Just as a ballet dancer warms up for the most complicated of solos by doing some simple pliés, the writer can improve and deepen their work by revisiting the basic building blocks of fiction. In this course, we will look closely at four major craft elements: character, scene, pacing, and point of view. We will take the time to define and interrogate these terms, and we will discuss how each is used—and even subverted—in published fiction.
Each week in our class salon, there will be a slideshow lecture on the dedicated topic, as well as an in-depth discussion of a short story, novel except, or chapter from a craft book, from writers such as Jamel Brinkley, Lan Samantha Chang, and Dan Chaon. There will be writing exercises focusing on the weekly craft topic, and you will have a chance to share your work in-class for verbal feedback. You will also have the option to post your writing exercises online and comment on each other’s work as you go.
Because this course will cover "the basics" it is open to newer and more experienced writers alike; together, we will explore this tricky art form, and in the process, attempt to answer such questions as, "What makes a reader want to turn the page?" and "How do you create a nuanced character?" and "Why oh why did I ever want to become a writer?"
By the end of the class, you will have a strong grasp of the foundational elements of fiction writing as well as some new material to develop further. Students may opt to pay an additional $120 fee at the end of the class for instructor feedback (line edits and an email with feedback) on up to ten pages of their work.
Class meetings will be held over video chat, using Zoom accessed from your private class page. While you can use Zoom from your browser, we recommend downloading the desktop client so you have access to all platform features. The Zoom calls will have automated transcription enabled. Please let us know ([email protected]) if you have any questions or concerns about accessibility.
Check out this page for details about payment plans and discount opportunities.
- Learning how to read closely to understand craft techniques in practice.
- A deeper appreciation for how each individual craft choice functions within a larger narrative, and how it affects and influences your reader.
- New material to develop and expand further.
- 10% discount on all future Catapult classes
Students will be expected to read either a novel excerpt or short story for three out of the four classes (there will be no reading for the first meeting) and be prepared to discuss it in depth. There may be two reading assignments one week, but the weekly page count will be more than 40 or so pages. Students can revise their in-class writing exercises to post online for feedback; if they post their own work online they're expected to comment on other classmates' writing as well.
Week 1: Characterization
Week 2: Scene (and Summary)
Week 3: Pacing
Week 4: Point of View
Edan Lepucki is the New York Times bestselling author of the novels California and Woman No. 17., and the editor of Mothers Before: Stories and Portraits of Our Mothers as We Never Saw Them. Her essays have appeared in the New York Times Magazine, Esquire, the Los Angeles Times, Romper, and The Cut, among others, and she recently published her short story "People in Hell Want Ice Water" as an Audible Original. Edan also teaches creative writing at Caltech and at Ashland University's low-residency MFA program. (Photo credit: Adam Karsten)

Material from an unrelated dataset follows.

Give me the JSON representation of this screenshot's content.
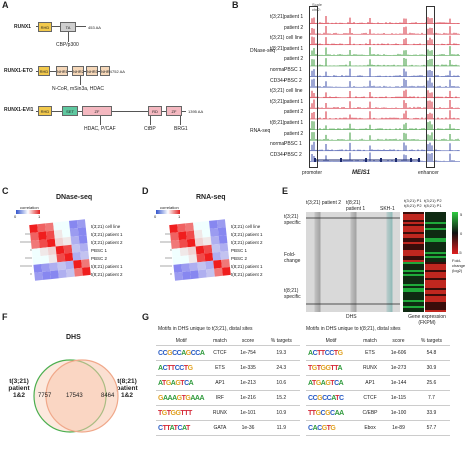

"WOMAN NO. 17 tastes like a juice box of suburban satire laced with Alfred Hitchcock. Lepucki’s witty lines arrive as dependably as afternoon playtime, but her reflection on motherhood and women’s friendships is deadly serious."
"The book, for both characters and reader, is like a tense, hypnotic journey along a mountain road as abyss after abyss opens up beside and around you."
“In her arresting debut novel, Edan Lepucki conjures a lush, intricate, deeply disturbing vision of the future, then masterfully exploits its dramatic possibilities.”
"Edan’s enthusiasm in class for reading and writing fiction was inspiring. We had great discussions about what she calls the deeper subject, but she knows the answers to craft questions, too, and her notes on my work were insightful and useful."
"Edan Lepucki isn’t only a remarkable writer—she’s an insightful editor of others’ writing. She enjoys teaching about various aspects of the craft and that passes to her students."
"Edan is the most creative and inspiring writing instructor I have come across in many years of fiction workshops. I have studied both the short story and novel forms in Edan’s classes. I have found her writing prompts to be inventive and effective, opening me to new ideas for stories. I have also enjoyed reading a variety of published writing assigned by Edan, and have gotten great value from her insight. Her passion for fiction in general is infectious. She is one of the more intuitive readers I have met, and I treasure her feedback on any work in progress. I have seen my writing improve, and have come to understand myself better as a writer, thanks to Edan."
"In the ten years I've been actively workshopping my fiction, Edan is easily one of the best teachers I've ever had. She has a true gift for seeing past what's on the page and picking up on what a piece wants to be, what it's trying to achieve, what the writer is trying to achieve, but her feedback is not overly prescriptive. She doesn't try to control what should come next, what a writer should do to "fix" the piece, instead her advice leaves the writer feeling inspired. It gives the courage it sometimes takes to keep going, to keep writing. Edan is smart and funny but most importantly she is supportive and approachable and I look forward to sitting at a workshop table again with her someday."